Fresh labelling requirements and new processes spelt out by the Bureau of Industrial Standards (BIS) have raised protests from IT hardware nodal body Manufacturers’ Association of Information Technology (MAIT). 

“Just when IT (industry) is on a growth vortex and is realigning strategies for capacity building, the IT industry faces fresh challenges in the form of labeling requirements, augmented fee structures, standardization of processes and surveillance norms enacted by the BIS. These series of fresh notifications by BIS disrupts manufacturing plans, increases costs and interrupts the global supply chain,” MAIT Executive Director Anwar Shirpurwala said on Thursday.

The BIS notification stipulates that the font size of letters of statement relating to IT products should be 12 or one-fourth the size of the brand name. However, the industry feels that the size requirements are impractical, especially for smaller products. 

BIS is understood to have mandated adherence to its new product and packaging guidelines for the industry with effect from April 4. 

Shirpurwala said that the new labelling requirements proposed by BIS are unworkable as they are in contrast to global prerequisites. “Indian companies cannot change the entire production line to incorporate the new requirements. BIS is not consulting the Industry prior to issuing new product guidelines. The notice period is not enough to comply with the new guidelines,” Shirpurwala said.

He noted that new changes in product guidelines, internal or external, usually require 10-12 weeks because changes have to be incorporated in the manufacturing processes; production schedules need to be shifted to embark global supply chains and BIS needs to understand these timelines before levying labeling requirements on companies. “Industry will be more than happy to help BIS understand the nuances of such complex processes provided they have prior consultations with us,” Shirpurwala said.

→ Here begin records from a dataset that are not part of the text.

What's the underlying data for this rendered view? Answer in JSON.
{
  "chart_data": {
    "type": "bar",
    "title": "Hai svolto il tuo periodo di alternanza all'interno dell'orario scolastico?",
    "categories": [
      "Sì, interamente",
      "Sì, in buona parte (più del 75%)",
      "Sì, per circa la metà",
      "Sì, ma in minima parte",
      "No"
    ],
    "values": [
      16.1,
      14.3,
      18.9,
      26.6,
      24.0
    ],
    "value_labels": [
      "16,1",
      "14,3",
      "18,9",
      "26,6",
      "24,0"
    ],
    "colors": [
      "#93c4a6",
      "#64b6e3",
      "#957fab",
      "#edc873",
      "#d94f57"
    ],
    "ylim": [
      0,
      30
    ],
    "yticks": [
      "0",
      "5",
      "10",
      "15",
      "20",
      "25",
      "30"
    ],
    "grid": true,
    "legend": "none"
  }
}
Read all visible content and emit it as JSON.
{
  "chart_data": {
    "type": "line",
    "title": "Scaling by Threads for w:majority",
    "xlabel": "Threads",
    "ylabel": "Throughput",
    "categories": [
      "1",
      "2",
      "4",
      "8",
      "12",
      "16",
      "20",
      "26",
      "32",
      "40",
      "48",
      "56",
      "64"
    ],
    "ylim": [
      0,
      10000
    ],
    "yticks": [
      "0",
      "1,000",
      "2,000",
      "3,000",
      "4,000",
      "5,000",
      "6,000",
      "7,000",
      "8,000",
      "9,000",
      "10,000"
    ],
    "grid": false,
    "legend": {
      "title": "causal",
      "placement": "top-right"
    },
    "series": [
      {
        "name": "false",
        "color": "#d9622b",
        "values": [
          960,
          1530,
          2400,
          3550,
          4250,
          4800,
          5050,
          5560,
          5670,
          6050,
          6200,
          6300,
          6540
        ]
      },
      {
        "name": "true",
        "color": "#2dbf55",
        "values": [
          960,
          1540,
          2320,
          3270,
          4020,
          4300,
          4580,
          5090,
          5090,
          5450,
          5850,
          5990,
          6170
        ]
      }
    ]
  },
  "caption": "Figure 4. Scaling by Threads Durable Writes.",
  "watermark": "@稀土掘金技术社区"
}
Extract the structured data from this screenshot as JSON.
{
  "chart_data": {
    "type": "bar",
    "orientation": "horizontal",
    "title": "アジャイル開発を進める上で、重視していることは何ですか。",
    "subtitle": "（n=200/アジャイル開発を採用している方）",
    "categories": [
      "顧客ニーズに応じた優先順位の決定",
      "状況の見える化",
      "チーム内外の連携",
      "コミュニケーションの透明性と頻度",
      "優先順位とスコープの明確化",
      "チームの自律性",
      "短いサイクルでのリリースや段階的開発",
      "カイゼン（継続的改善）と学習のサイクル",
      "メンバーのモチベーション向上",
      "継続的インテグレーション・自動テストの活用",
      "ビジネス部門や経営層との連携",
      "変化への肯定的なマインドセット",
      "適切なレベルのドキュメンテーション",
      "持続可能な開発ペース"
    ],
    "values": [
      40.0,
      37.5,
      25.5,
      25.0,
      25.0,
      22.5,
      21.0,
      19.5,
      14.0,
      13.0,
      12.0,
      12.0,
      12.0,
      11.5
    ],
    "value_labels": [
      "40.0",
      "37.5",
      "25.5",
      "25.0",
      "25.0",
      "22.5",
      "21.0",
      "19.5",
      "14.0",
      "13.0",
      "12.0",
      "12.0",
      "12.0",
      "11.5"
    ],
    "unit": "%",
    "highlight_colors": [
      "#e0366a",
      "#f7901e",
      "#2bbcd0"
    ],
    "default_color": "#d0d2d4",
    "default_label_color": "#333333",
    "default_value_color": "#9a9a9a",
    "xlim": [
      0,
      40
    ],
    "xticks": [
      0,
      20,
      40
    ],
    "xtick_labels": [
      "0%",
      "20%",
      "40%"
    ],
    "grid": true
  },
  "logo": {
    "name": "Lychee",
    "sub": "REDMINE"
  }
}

MAIT President Amar Babu said manufacturers across the world use printed stickers. “BIS could have consulted the industry on best practices rather than asking companies to comply with a regulatory framework. Even if the framework is postponed to July, it is impossible to meet such deadlines. If an ISI mark on a water bottle goes well with a label sticker, why does BIS want an IT product embossed?” Babu asked.

He said implementation of such specifications will require at least 24 weeks, adding that most IT products are changing their models so fast that it has become common practice to use stickers rather than screen printed, embossed or engraved labels. “Most products are manufactured in multiple factories and production cycles are constantly shifting. Preparing tooling for ‘embossed or engraved’ in a multiple factory setting would be time consuming and extend timelines drastically,” Babu said.

The industry body suggested that if BIS wants to still enforce ‘screen printed, embossed or engraved’ labels on products, it may enforce a small logo mark such as the ISI mark and remove size requirements. It has also proposed that BIS allow an initial production period with stickers, and implement the sticker labelling requirement only on product models with numbers smaller than 10,000 units.